Close out the Michigan portion of your tour in the towns of South Haven, Benton Harbor, and New Buffalo—plus another coastline dotted with gorgeous state parks. This area is also well-known for brewpubs, so if you get thirsty, pop into Harbor Light Brewery in South Haven, Silver Harbor Brewing Company in Benton Harbor, and Beer Church Brewing Co. in New Buffalo—located in a former church.
4. Northern Indiana
Only 45 miles of Lake Michigan meet the Indiana coastline, but what a spectacular 45 miles it is—especially the portion that encompasses Indiana Dunes National Park. What began as a National Lakeshore in 1966 became a national park in 2019. Today, the area features more than 15,000 acres of not only dunes, but also beaches, woodlands, marshes, prairies, and more. After visiting the dunes themselves, which can tower to over 100 feet, birdwatchers shouldn’t miss a walk along the Heron Rookery Trail. The 3.3-mile trail, which follows the Little Calumet River, once featured more than 100 great blue heron nests. Although the herons have moved on, the woods are alive with other birds, including woodpeckers, kingfishers, and migrating warblers.
Before you hit Chicago, camp at the park’s Dunewood Campground, which is open year-round.
5. Northern Illinois
As you cross from Indiana into the metro Chicago area, you’ve got a few choices. If you want to stay as close to the lake as possible, jump on Interstate 90 just east of Gary, Indiana, and jump off on South Ewing Avenue, which will turn into the storied Lakeshore Drive as you cross the Calumet River. You can take Lakeshore Drive all the way through Chicago—just be prepared for heavy traffic—until you hit the Edgewater neighborhood. Then, unless you want to travel on surface streets north through suburbs like Evanston and Winnetka, you’ll veer away from the lake and pick up Interstate 94 North toward Milwaukee.

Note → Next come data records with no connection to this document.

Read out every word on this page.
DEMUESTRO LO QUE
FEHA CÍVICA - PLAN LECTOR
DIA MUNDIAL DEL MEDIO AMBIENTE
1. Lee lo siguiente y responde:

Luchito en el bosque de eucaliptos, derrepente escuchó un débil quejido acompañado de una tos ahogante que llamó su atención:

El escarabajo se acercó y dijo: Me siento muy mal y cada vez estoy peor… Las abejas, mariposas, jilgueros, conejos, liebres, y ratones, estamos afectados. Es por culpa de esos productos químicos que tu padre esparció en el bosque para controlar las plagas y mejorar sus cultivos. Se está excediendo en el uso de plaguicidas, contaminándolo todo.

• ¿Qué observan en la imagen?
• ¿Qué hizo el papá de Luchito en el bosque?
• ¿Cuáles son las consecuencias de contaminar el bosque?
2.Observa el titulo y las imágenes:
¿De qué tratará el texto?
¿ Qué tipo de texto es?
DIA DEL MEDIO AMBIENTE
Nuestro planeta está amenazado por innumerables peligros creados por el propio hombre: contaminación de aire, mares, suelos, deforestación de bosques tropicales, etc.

Both the Illinois Holocaust Museum & Education Center in Skokie and the Chicago Botanic Garden in Glencoe are worthy stops along the way. At the garden, stay on Highway 41 north rather than dipping back over to I-94, and then pick up Highway 137 through Waukegan—the Illinois Beach State Park and Nature Preserve makes for a nice stop—to hug the lake. The road turns into Highway 32 once you cross the border back into Wisconsin, where you’ll pass through the cities of Kenosha, Racine, and back to Milwaukee.